Just taken a quick glance at beta binomial distributions and they do look like they may have some relevance, especially in terms of the bayesian step. I'll look at whether they provide any simplification to the maths there a little later. Thanks for pointing me towards that!

I don't have much of a sense of how flexible the beta distribution is, but I'd probably prefer to avoid going down the road of assigning a specific distribution and parameter fitting as much as possible. Another consideration is that I also want to be able to generalise this to joint probability distribution functions- to continue the example above, imagine that instead of producing a single coin, the machine produced coins in sets of three, with one red, one blue and one green, using functions for the probability of each which may or may not be mutually independent. I'll think about how to do that a bit more later, for now I just want to focus on the single-variable case.

Also it sounds like you want to do some sort of Bayesian analysis?
Er, yes! Or at least this is the way that I know how to deal with a situation like the one described. If anybody can suggest a better one, I'm all ears.

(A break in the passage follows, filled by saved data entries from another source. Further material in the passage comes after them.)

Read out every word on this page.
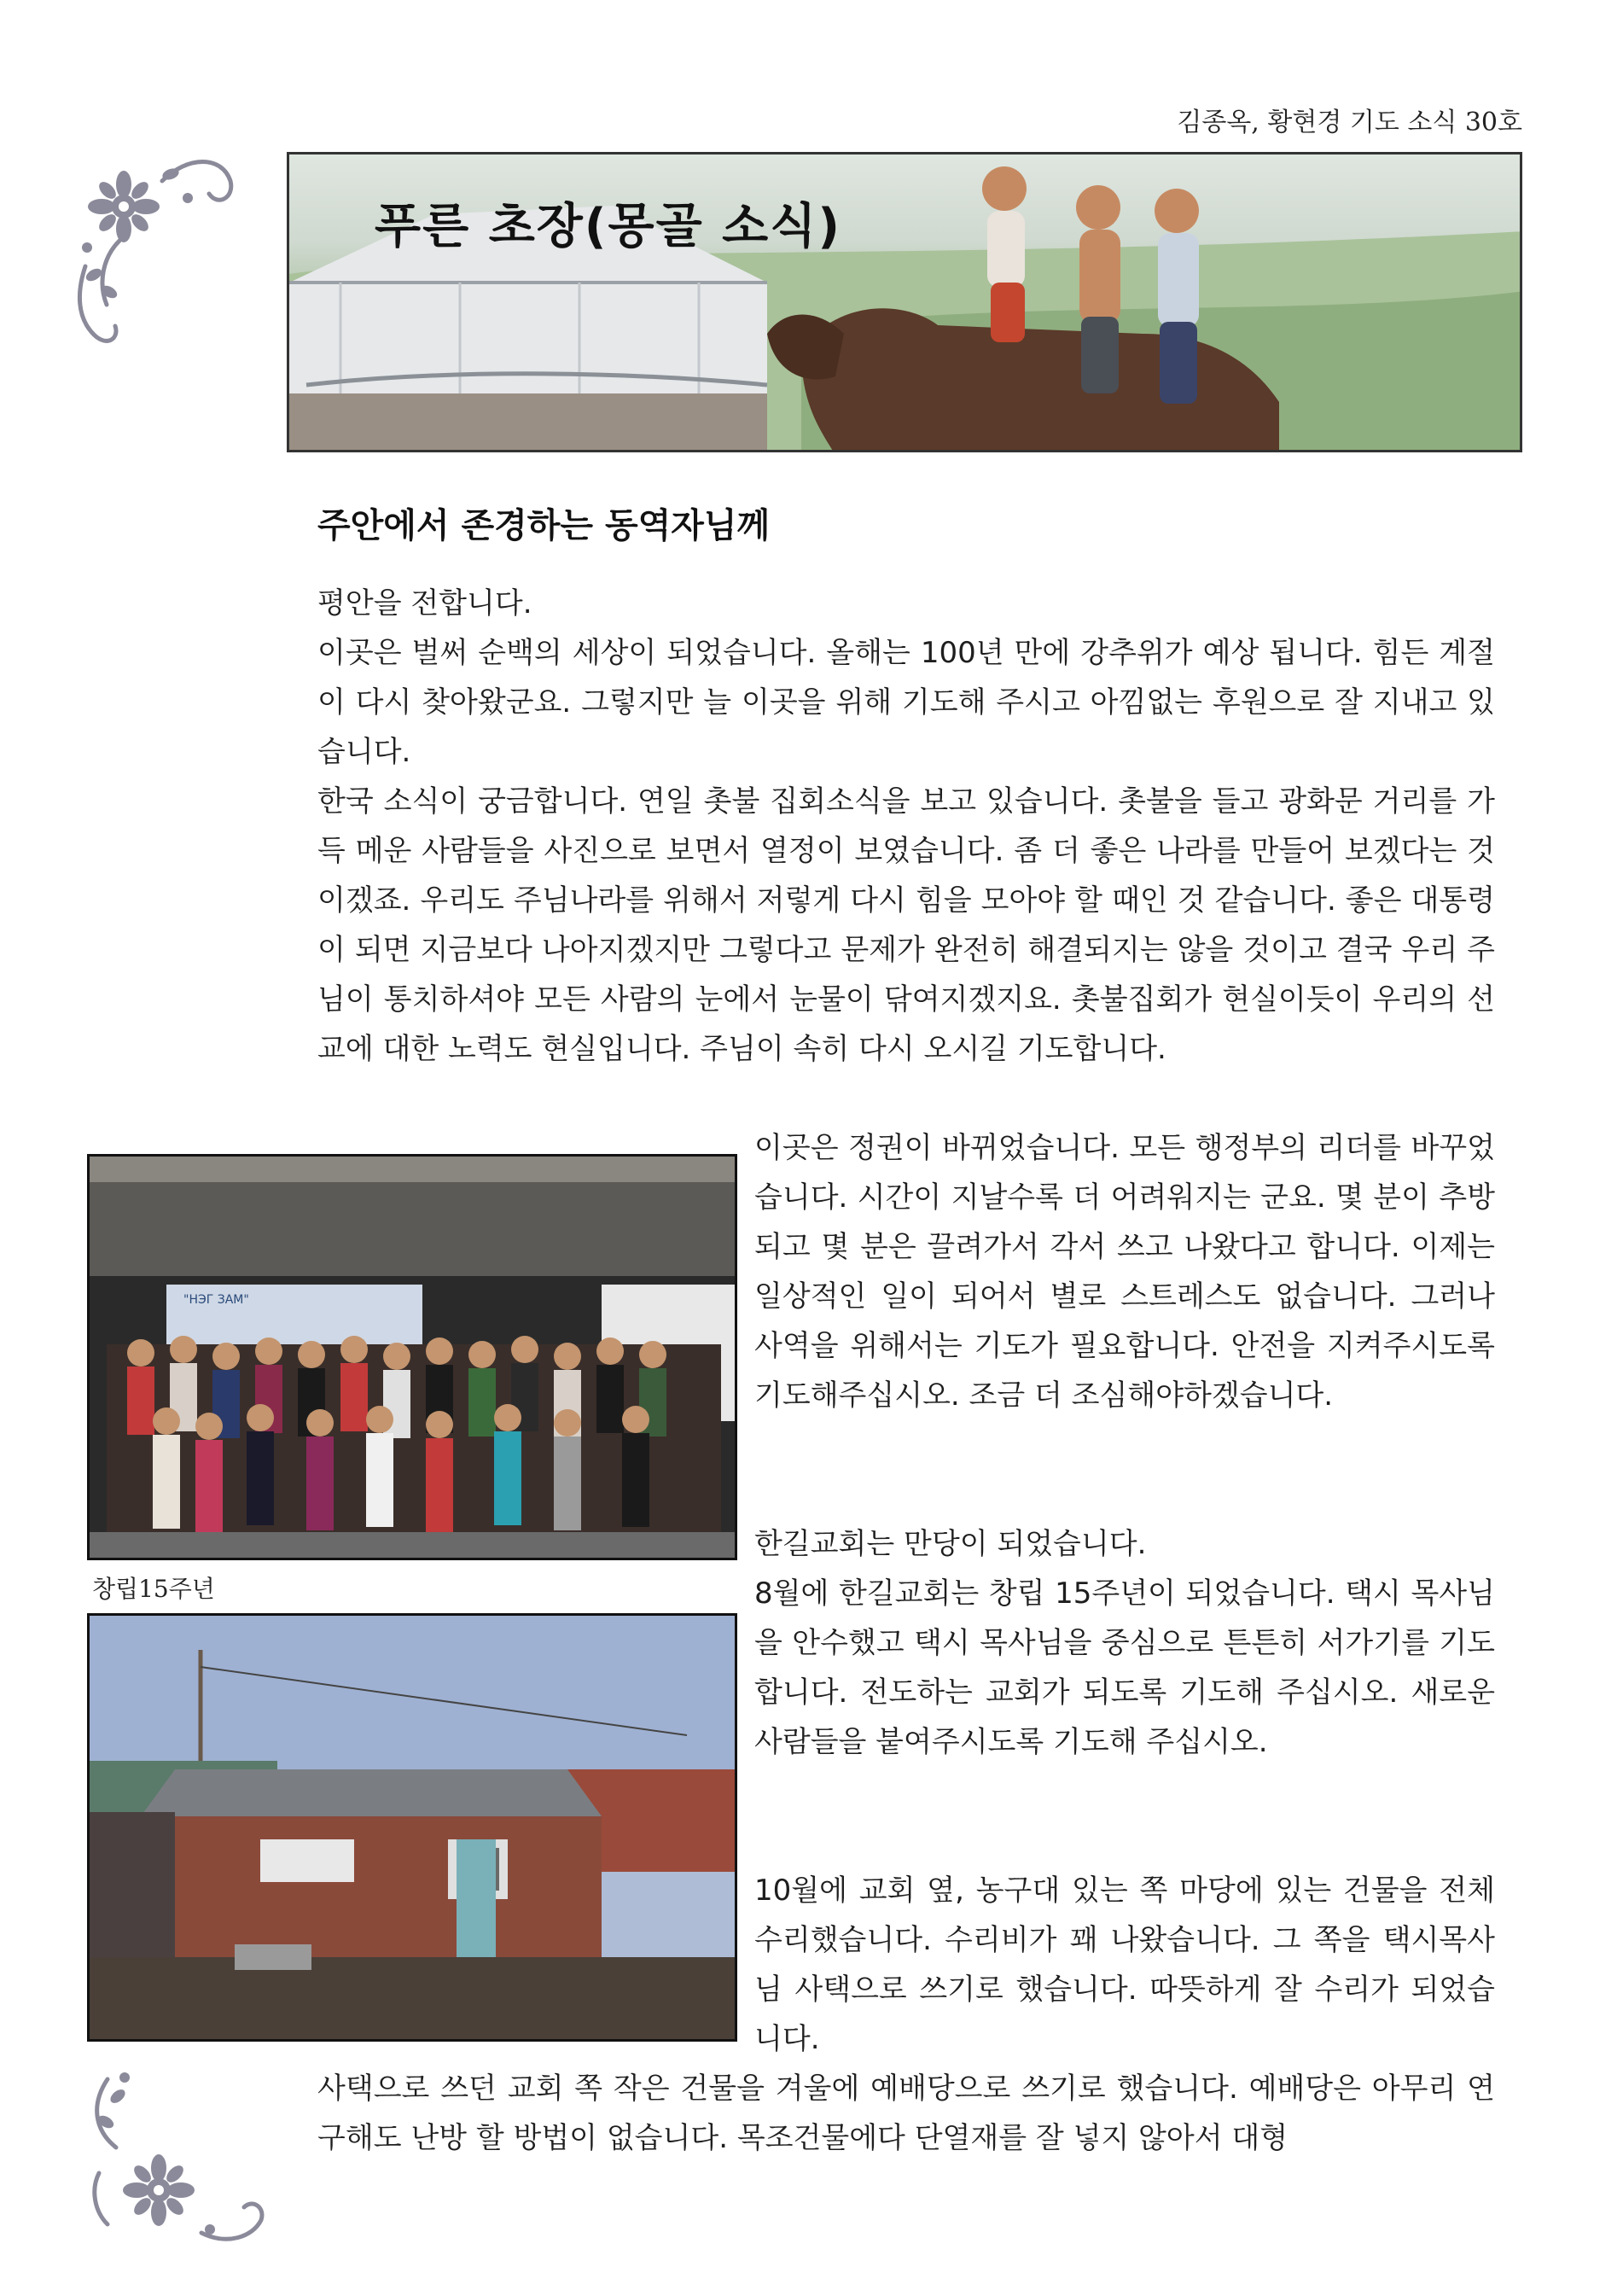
김종옥, 황현경 기도 소식 30호
푸른 초장(몽골 소식)
주안에서 존경하는 동역자님께

평안을 전합니다.

이곳은 벌써 순백의 세상이 되었습니다. 올해는 100년 만에 강추위가 예상 됩니다. 힘든 계절이 다시 찾아왔군요. 그렇지만 늘 이곳을 위해 기도해 주시고 아낌없는 후원으로 잘 지내고 있습니다.

한국 소식이 궁금합니다. 연일 촛불 집회소식을 보고 있습니다. 촛불을 들고 광화문 거리를 가득 메운 사람들을 사진으로 보면서 열정이 보였습니다. 좀 더 좋은 나라를 만들어 보겠다는 것이겠죠. 우리도 주님나라를 위해서 저렇게 다시 힘을 모아야 할 때인 것 같습니다. 좋은 대통령이 되면 지금보다 나아지겠지만 그렇다고 문제가 완전히 해결되지는 않을 것이고 결국 우리 주님이 통치하셔야 모든 사람의 눈에서 눈물이 닦여지겠지요. 촛불집회가 현실이듯이 우리의 선교에 대한 노력도 현실입니다. 주님이 속히 다시 오시길 기도합니다.

이곳은 정권이 바뀌었습니다. 모든 행정부의 리더를 바꾸었습니다. 시간이 지날수록 더 어려워지는 군요. 몇 분이 추방되고 몇 분은 끌려가서 각서 쓰고 나왔다고 합니다. 이제는 일상적인 일이 되어서 별로 스트레스도 없습니다. 그러나 사역을 위해서는 기도가 필요합니다. 안전을 지켜주시도록 기도해주십시오. 조금 더 조심해야하겠습니다.

한길교회는 만당이 되었습니다.

8월에 한길교회는 창립 15주년이 되었습니다. 택시 목사님을 안수했고 택시 목사님을 중심으로 튼튼히 서가기를 기도합니다. 전도하는 교회가 되도록 기도해 주십시오. 새로운 사람들을 붙여주시도록 기도해 주십시오.

10월에 교회 옆, 농구대 있는 쪽 마당에 있는 건물을 전체 수리했습니다. 수리비가 꽤 나왔습니다. 그 쪽을 택시목사님 사택으로 쓰기로 했습니다. 따뜻하게 잘 수리가 되었습니다.

사택으로 쓰던 교회 쪽 작은 건물을 겨울에 예배당으로 쓰기로 했습니다. 예배당은 아무리 연구해도 난방 할 방법이 없습니다. 목조건물에다 단열재를 잘 넣지 않아서 대형

"НЭГ ЗАМ"
창립15주년
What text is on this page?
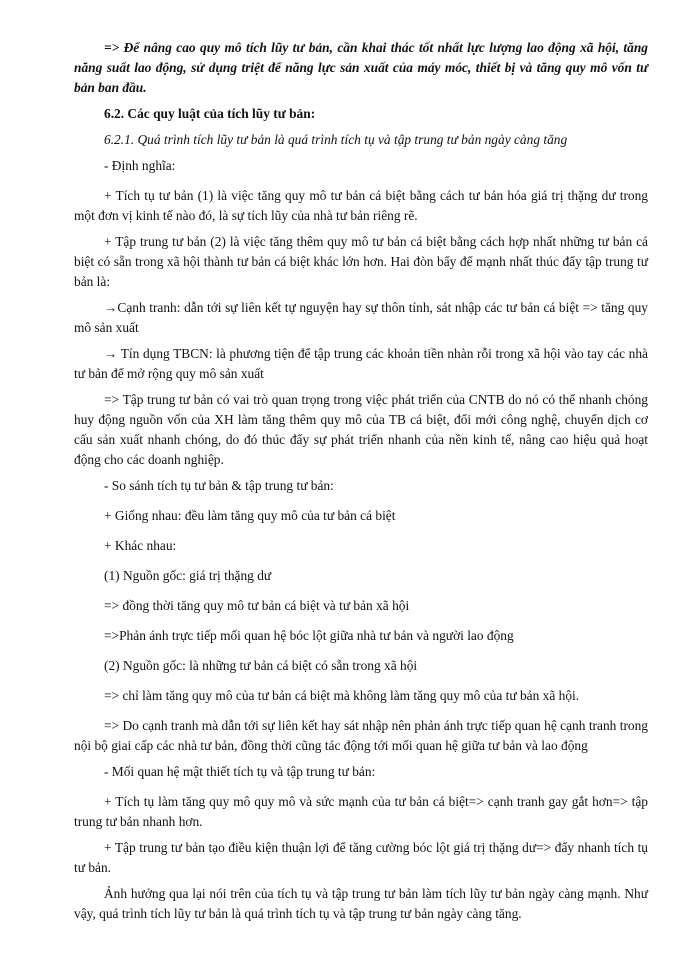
=> Để nâng cao quy mô tích lũy tư bản, cần khai thác tốt nhất lực lượng lao động xã hội, tăng năng suất lao động, sử dụng triệt để năng lực sản xuất của máy móc, thiết bị và tăng quy mô vốn tư bản ban đầu.

6.2. Các quy luật của tích lũy tư bản:

6.2.1. Quá trình tích lũy tư bản là quá trình tích tụ và tập trung tư bản ngày càng tăng

- Định nghĩa:

+ Tích tụ tư bản (1) là việc tăng quy mô tư bản cá biệt bằng cách tư bản hóa giá trị thặng dư trong một đơn vị kinh tế nào đó, là sự tích lũy của nhà tư bản riêng rẽ.

+ Tập trung tư bản (2) là việc tăng thêm quy mô tư bản cá biệt bằng cách hợp nhất những tư bản cá biệt có sẵn trong xã hội thành tư bản cá biệt khác lớn hơn. Hai đòn bẩy để mạnh nhất thúc đẩy tập trung tư bản là:

→Cạnh tranh: dẫn tới sự liên kết tự nguyện hay sự thôn tính, sát nhập các tư bản cá biệt => tăng quy mô sản xuất

→ Tín dụng TBCN: là phương tiện để tập trung các khoản tiền nhàn rỗi trong xã hội vào tay các nhà tư bản để mở rộng quy mô sản xuất

=> Tập trung tư bản có vai trò quan trọng trong việc phát triển của CNTB do nó có thể nhanh chóng huy động nguồn vốn của XH làm tăng thêm quy mô của TB cá biệt, đổi mới công nghệ, chuyển dịch cơ cấu sản xuất nhanh chóng, do đó thúc đẩy sự phát triển nhanh của nền kinh tế, nâng cao hiệu quả hoạt động cho các doanh nghiệp.

- So sánh tích tụ tư bản & tập trung tư bản:

+ Giống nhau: đều làm tăng quy mô của tư bản cá biệt

+ Khác nhau:

(1) Nguồn gốc: giá trị thặng dư

=> đồng thời tăng quy mô tư bản cá biệt và tư bản xã hội

=>Phản ánh trực tiếp mối quan hệ bóc lột giữa nhà tư bản và người lao động

(2) Nguồn gốc: là những tư bản cá biệt có sẵn trong xã hội

=> chỉ làm tăng quy mô của tư bản cá biệt mà không làm tăng quy mô của tư bản xã hội.

=> Do cạnh tranh mà dẫn tới sự liên kết hay sát nhập nên phản ánh trực tiếp quan hệ cạnh tranh trong nội bộ giai cấp các nhà tư bản, đồng thời cũng tác động tới mối quan hệ giữa tư bản và lao động

- Mối quan hệ mật thiết tích tụ và tập trung tư bản:

+ Tích tụ làm tăng quy mô quy mô và sức mạnh của tư bản cá biệt=> cạnh tranh gay gắt hơn=> tập trung tư bản nhanh hơn.

+ Tập trung tư bản tạo điều kiện thuận lợi để tăng cường bóc lột giá trị thặng dư=> đẩy nhanh tích tụ tư bản.

Ảnh hưởng qua lại nói trên của tích tụ và tập trung tư bản làm tích lũy tư bản ngày càng mạnh. Như vậy, quá trình tích lũy tư bản là quá trình tích tụ và tập trung tư bản ngày càng tăng.
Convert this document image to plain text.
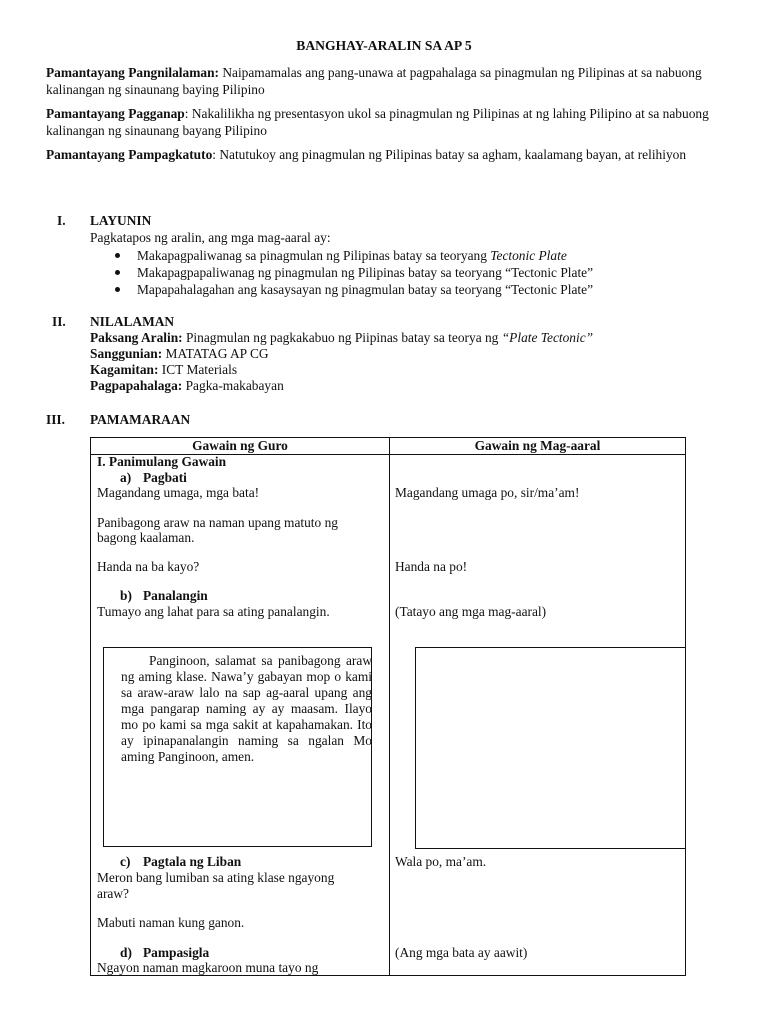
BANGHAY-ARALIN SA AP 5
Pamantayang Pangnilalaman: Naipamamalas ang pang-unawa at pagpahalaga sa pinagmulan ng Pilipinas at sa nabuong kalinangan ng sinaunang baying Pilipino
Pamantayang Pagganap: Nakalilikha ng presentasyon ukol sa pinagmulan ng Pilipinas at ng lahing Pilipino at sa nabuong kalinangan ng sinaunang bayang Pilipino
Pamantayang Pampagkatuto: Natutukoy ang pinagmulan ng Pilipinas batay sa agham, kaalamang bayan, at relihiyon
I. LAYUNIN
Pagkatapos ng aralin, ang mga mag-aaral ay:
Makapagpaliwanag sa pinagmulan ng Pilipinas batay sa teoryang Tectonic Plate
Makapagpapaliwanag ng pinagmulan ng Pilipinas batay sa teoryang “Tectonic Plate”
Mapapahalagahan ang kasaysayan ng pinagmulan batay sa teoryang “Tectonic Plate”
II. NILALAMAN
Paksang Aralin: Pinagmulan ng pagkakabuo ng Piipinas batay sa teorya ng “Plate Tectonic”
Sanggunian: MATATAG AP CG
Kagamitan: ICT Materials
Pagpapahalaga: Pagka-makabayan
III. PAMAMARAAN
Gawain ng Guro	Gawain ng Mag-aaral
I. Panimulang Gawain
a) Pagbati
Magandang umaga, mga bata!	Magandang umaga po, sir/ma’am!
Panibagong araw na naman upang matuto ng
bagong kaalaman.
Handa na ba kayo?	Handa na po!
b) Panalangin
Tumayo ang lahat para sa ating panalangin.	(Tatayo ang mga mag-aaral)
Panginoon, salamat sa panibagong araw ng aming klase. Nawa’y gabayan mop o kami sa araw-araw lalo na sap ag-aaral upang ang mga pangarap naming ay ay maasam. Ilayo mo po kami sa mga sakit at kapahamakan. Ito ay ipinapanalangin naming sa ngalan Mo aming Panginoon, amen.
c) Pagtala ng Liban	Wala po, ma’am.
Meron bang lumiban sa ating klase ngayong
araw?
Mabuti naman kung ganon.
d) Pampasigla	(Ang mga bata ay aawit)
Ngayon naman magkaroon muna tayo ng
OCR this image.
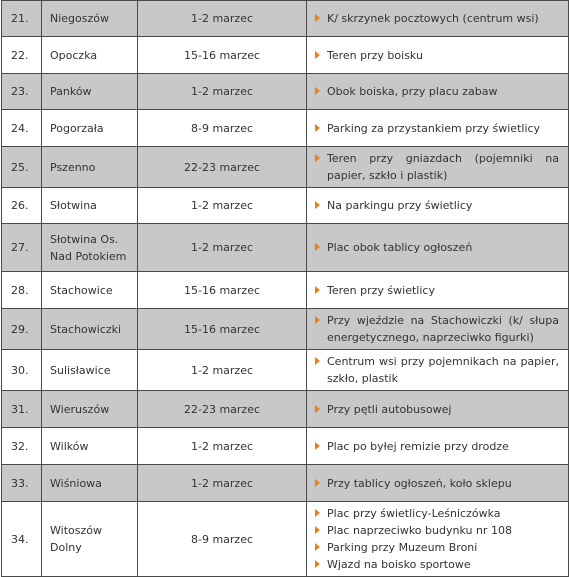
21.	Niegoszów	1-2 marzec	K/ skrzynek pocztowych (centrum wsi)

22.	Opoczka	15-16 marzec	Teren przy boisku

23.	Panków	1-2 marzec	Obok boiska, przy placu zabaw

24.	Pogorzała	8-9 marzec	Parking za przystankiem przy świetlicy

25.	Pszenno	22-23 marzec	Teren przy gniazdach (pojemniki na papier, szkło i plastik)

26.	Słotwina	1-2 marzec	Na parkingu przy świetlicy

27.	Słotwina Os. Nad Potokiem	1-2 marzec	Plac obok tablicy ogłoszeń

28.	Stachowice	15-16 marzec	Teren przy świetlicy

29.	Stachowiczki	15-16 marzec	Przy wjeździe na Stachowiczki (k/ słupa energetycznego, naprzeciwko figurki)

30.	Sulisławice	1-2 marzec	Centrum wsi przy pojemnikach na papier, szkło, plastik

31.	Wieruszów	22-23 marzec	Przy pętli autobusowej

32.	Wilków	1-2 marzec	Plac po byłej remizie przy drodze

33.	Wiśniowa	1-2 marzec	Przy tablicy ogłoszeń, koło sklepu

34.	Witoszów Dolny	8-9 marzec	Plac przy świetlicy-Leśniczówka
Plac naprzeciwko budynku nr 108
Parking przy Muzeum Broni
Wjazd na boisko sportowe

It's likely that I won't have heard of it, or know which kind of approach is appropriate in which situation

I don't quite think what you've done is correct so far
Quite possible. The calculations I've done so far have been a bit back-of-the-envelope, since I haven't wanted to spend huge amounts of time either going down a cul-de-sac or reinventing the wheel until I heard some opinions from people more knowledgeable than me.
Thinking about it, summing and normalising doesn't seem like the correct way of combining multiple observations of different coins. If I had a billion coins, was allowed to flip every one of them once, and got heads every time, I'd end up with the same pdf as if I had only flipped one coin and gotten heads. That can't be right.

Anybody able to suggest what might the right way of doing that?